Kodak Teams Up Digital, Traditional in New Spots

Ogilvy introduces products in ‘Share moments’ update

Hoping a little humor can help boost torpid sales, Kodak is bridging the gap between the cutting-edge and comfortably familiar with a $40 million effort that updates its 2-year-old “Share moments. Share life” campaign.

The work, which broke last week via Ogilvy & Mather in New York, introduces Kodak products and services that combine digital and conventional attributes to consumers who might be daunted by new photographic technologies.

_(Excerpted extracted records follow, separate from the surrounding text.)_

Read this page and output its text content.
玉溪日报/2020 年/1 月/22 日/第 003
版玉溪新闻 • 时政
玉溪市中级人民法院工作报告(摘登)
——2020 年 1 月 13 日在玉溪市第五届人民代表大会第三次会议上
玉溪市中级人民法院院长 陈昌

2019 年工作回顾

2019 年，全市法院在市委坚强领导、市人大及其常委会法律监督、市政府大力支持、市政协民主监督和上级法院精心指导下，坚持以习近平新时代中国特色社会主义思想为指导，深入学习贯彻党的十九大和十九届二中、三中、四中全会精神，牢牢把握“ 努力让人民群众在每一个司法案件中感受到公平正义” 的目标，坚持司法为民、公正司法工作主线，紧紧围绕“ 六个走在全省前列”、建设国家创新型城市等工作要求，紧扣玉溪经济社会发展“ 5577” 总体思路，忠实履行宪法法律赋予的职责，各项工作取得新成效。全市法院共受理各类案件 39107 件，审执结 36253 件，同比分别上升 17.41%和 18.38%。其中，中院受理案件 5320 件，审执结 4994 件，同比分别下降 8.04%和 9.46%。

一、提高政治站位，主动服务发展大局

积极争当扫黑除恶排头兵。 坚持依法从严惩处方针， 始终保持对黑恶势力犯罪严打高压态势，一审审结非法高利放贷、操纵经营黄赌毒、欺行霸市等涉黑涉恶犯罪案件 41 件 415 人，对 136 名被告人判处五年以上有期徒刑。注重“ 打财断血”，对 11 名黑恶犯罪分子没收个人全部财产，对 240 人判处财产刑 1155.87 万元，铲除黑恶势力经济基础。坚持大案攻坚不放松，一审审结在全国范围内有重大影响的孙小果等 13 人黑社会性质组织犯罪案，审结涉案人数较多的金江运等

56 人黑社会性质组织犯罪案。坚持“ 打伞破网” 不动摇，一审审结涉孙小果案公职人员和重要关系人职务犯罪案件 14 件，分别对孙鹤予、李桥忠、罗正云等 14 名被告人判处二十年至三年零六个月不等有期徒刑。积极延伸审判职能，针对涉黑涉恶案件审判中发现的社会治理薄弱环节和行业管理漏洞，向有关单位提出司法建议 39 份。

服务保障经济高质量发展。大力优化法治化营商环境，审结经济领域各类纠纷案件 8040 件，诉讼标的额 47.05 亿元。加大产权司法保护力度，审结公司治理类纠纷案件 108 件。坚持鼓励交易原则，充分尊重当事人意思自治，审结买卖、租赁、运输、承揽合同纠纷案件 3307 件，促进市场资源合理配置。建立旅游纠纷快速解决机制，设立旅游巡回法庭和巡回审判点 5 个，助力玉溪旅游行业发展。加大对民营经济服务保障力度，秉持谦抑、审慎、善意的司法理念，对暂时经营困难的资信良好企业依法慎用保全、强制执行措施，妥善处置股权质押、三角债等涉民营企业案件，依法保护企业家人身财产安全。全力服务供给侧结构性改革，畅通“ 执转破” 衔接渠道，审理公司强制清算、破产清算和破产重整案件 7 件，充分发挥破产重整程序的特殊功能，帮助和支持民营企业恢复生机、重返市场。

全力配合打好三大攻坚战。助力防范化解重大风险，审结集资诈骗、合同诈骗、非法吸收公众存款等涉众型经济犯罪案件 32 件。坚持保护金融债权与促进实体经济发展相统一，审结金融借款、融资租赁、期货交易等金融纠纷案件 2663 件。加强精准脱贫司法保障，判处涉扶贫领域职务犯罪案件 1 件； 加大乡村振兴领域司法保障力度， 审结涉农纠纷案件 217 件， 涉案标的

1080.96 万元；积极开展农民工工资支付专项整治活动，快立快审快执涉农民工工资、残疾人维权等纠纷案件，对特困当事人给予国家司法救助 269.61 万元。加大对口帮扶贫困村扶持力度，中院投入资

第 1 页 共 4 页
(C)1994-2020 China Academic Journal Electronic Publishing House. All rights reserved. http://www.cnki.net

“A lot of people think there’s not a lot of news regarding the traditional products or that everything is digital,” said Glenn Patcha, client vp for U.S. marketing. “These spots show why the truth is completely different. There’s a lot of innovation regarding cameras and processing.”

In “Eyebrow,” the first of three 30-second spots, viewers are encouraged to “Share payback.” A young man sleeps on a couch as his snickering roommate shaves off the sleeper’s right eyebrow with a razor. Eyebrow guy is next seen at a party with his girlfriend, where snapshots showing him asleep hang all over the room. As he winces, his roommate, now sporting a reverse Mohawk that was created by shaving his head extensively down the middle, offers his hand and asks, “Truce?” The spot features the Kodak EasyShare Camera and Printer Dock.

“Vacation,” which breaks this week, shows a woman organizing vacation photos on a PC. Her husband walks in with a pint of ice cream and registers his surprise. “But we don’t have a digital camera!” he exclaims. His wife points to the Kodak Plus Digital “one-time use” camera. “You mean to tell me we got digital pictures from that little plastic camera?” he asks.

The spot ends with the wife playfully threatening to e-mail a particularly silly pose of her husband to his brother, and he offers to do anything to get her to cancel her plan—until she reaches for his ice cream.

Another spot, “Bubble Boy/ Chance,” which touts Kodak Perfect Touch processing, is set at a kids’ party. It shows how an image can be lightened or darkened, illustrated by a photo of a boy blowing a bubble that can turn from pink to dark red.

“Clearly, consumers are using photography in new ways, from picture-taking itself to ease-of-use and the ability to e-mail photos, to the technical innovations in processing,” said Michael Wilson, worldwide creative director at Ogilvy.

Kodak, the world’s largest photography company, posted sales of $2.74 billion in the first quarter, up 1 percent from the comparable period in 2002. Profits dropped 69 percent in the first quarter from 2002, and in statements to investors, Kodak warned that profits will likely tumble in the second quarter and remain depressed for the rest of the year unless the economy improves.

Previous ads featured people reminiscing over old photos, among other vignettes.

Kodak spends about $200 million annually on ads, according to CMR.